As we have gone hurtling headfirst into the digital age over the last few decades, we have developed a completely new style of learning. We no longer traipse into the library searching for hours for the exact information, but now at the click of a button can find exactly what we are looking for and even have our specific questions answered. Questions varying vastly in their complexity and answered by many different people with many different opinions, views and experiences.
One may fear that this new way of collecting pinpointed information may hinder the learning process, giving only a hollow shell of a subject matter, rather than the broad internal workings of it. Something that reading a book from cover to cover would encourage the reader to do in a logical and ordered process.

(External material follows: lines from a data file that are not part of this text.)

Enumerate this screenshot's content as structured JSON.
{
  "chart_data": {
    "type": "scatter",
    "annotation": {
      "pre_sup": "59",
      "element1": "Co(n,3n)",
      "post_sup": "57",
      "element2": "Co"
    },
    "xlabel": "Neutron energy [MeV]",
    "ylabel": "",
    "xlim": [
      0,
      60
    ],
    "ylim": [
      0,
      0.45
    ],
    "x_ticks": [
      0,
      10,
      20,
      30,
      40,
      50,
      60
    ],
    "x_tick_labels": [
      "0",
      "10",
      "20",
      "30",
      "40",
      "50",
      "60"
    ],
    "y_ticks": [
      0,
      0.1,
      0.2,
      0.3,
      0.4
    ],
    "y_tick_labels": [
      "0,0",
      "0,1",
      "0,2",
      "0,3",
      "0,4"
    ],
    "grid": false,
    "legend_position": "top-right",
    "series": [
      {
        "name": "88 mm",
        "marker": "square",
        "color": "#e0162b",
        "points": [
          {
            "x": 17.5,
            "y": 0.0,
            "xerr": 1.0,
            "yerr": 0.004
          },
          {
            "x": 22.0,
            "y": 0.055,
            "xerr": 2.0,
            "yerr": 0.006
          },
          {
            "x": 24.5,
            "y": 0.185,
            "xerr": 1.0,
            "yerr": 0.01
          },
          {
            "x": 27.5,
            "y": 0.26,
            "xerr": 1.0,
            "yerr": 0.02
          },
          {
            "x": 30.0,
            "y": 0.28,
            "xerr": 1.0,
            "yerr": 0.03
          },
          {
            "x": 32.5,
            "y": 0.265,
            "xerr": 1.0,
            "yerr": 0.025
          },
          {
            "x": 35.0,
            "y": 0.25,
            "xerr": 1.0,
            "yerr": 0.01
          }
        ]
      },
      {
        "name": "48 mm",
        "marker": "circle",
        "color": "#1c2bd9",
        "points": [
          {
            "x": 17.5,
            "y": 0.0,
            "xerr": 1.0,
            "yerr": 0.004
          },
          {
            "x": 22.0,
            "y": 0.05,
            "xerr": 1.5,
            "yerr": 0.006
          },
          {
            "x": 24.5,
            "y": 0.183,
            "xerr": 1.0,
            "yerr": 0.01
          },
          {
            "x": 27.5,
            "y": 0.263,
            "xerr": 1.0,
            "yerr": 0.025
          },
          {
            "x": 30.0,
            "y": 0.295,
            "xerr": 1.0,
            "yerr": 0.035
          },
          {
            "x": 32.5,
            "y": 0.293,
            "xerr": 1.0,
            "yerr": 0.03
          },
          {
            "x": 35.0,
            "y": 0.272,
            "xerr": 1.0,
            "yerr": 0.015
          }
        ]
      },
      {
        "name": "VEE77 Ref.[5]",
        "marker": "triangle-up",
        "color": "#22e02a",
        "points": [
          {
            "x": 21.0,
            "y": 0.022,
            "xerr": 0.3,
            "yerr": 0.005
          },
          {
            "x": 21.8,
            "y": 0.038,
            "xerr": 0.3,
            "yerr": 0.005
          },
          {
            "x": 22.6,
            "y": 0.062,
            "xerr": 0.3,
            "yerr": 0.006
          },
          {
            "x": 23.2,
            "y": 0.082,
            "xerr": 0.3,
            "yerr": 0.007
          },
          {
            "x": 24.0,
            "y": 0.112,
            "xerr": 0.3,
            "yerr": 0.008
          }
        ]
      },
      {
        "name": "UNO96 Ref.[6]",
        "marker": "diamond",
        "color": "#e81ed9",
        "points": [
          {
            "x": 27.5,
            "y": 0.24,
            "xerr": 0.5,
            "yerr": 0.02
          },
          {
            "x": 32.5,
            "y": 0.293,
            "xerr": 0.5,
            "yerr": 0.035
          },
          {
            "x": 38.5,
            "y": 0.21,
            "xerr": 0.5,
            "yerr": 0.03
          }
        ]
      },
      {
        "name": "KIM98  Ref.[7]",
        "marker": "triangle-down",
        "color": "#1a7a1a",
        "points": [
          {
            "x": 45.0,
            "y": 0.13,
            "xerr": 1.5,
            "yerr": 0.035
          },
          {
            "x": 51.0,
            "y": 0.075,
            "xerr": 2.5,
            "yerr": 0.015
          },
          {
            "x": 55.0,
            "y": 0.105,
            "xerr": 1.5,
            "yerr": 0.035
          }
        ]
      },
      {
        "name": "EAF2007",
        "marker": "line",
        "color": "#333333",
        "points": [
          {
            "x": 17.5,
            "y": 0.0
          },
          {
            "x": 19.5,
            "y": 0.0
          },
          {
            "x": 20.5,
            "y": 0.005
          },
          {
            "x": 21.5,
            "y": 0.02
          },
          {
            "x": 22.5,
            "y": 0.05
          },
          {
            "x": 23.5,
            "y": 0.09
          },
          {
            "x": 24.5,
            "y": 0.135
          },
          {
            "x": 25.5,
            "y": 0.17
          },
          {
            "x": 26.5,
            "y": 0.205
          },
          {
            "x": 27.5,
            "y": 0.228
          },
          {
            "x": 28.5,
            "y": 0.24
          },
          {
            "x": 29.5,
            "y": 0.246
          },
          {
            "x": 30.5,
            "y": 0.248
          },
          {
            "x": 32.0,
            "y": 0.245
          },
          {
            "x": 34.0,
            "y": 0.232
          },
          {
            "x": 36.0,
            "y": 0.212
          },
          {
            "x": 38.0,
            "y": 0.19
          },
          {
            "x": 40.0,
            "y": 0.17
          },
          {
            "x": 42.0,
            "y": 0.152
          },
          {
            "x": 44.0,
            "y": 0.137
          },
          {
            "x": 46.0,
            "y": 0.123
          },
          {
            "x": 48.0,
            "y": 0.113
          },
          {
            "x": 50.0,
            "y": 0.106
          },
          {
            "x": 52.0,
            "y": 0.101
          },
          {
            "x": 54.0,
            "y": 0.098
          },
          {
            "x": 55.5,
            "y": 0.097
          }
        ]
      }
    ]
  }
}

This lack of the full picture may be an issue with such tools as search engines and expert sites - but something was emerging at the time that these were being developed to tackle this potential issue. Webinars began to emerge in the late 90’s just as Google had appeared. These online lectures allow a subject to be explored fully and broadly, and discussions to take place between large groups of people across the world. No wonder they’ve become so popular in today’s online training resources.
Webinars are a fantastic source of learning. There are great benefits for both the host and the attendees. They are easy to set up, offer loads of tools to cater to different teaching styles and are cheap to run for large groups of attendees. The audience benefits from the elimination of travel costs, ability to record and replay the lecture and the option to attend a webinar from another country. There are obvious restrictions when it comes to practical subjects, you’d be a little concerned if a surgeon had become qualified solely on a series of webinars, but it does greatly expand the access of knowledge to the online community.
Individuals can gain a lot from online webinars, whether it be for their personal interest, expanding their knowledge on their practice or as part of their studies, they can go online and learn at their own pace, discussing opinions and ideas with others. Businesses can use webinars as a source of training, reducing travel costs and time taken to attend an event or workshop. Their employee can just spend an hour in the office and attend online, meaning a likelihood of more opportunities for training, benefitting both the employee and employer.
Of course, there are some small technical blips that can occur when setting up a webinar, but with enough planning and the correct tools, there should be very few issues and many webinar companies will be happy to offer extremely attentive technical support should you need it.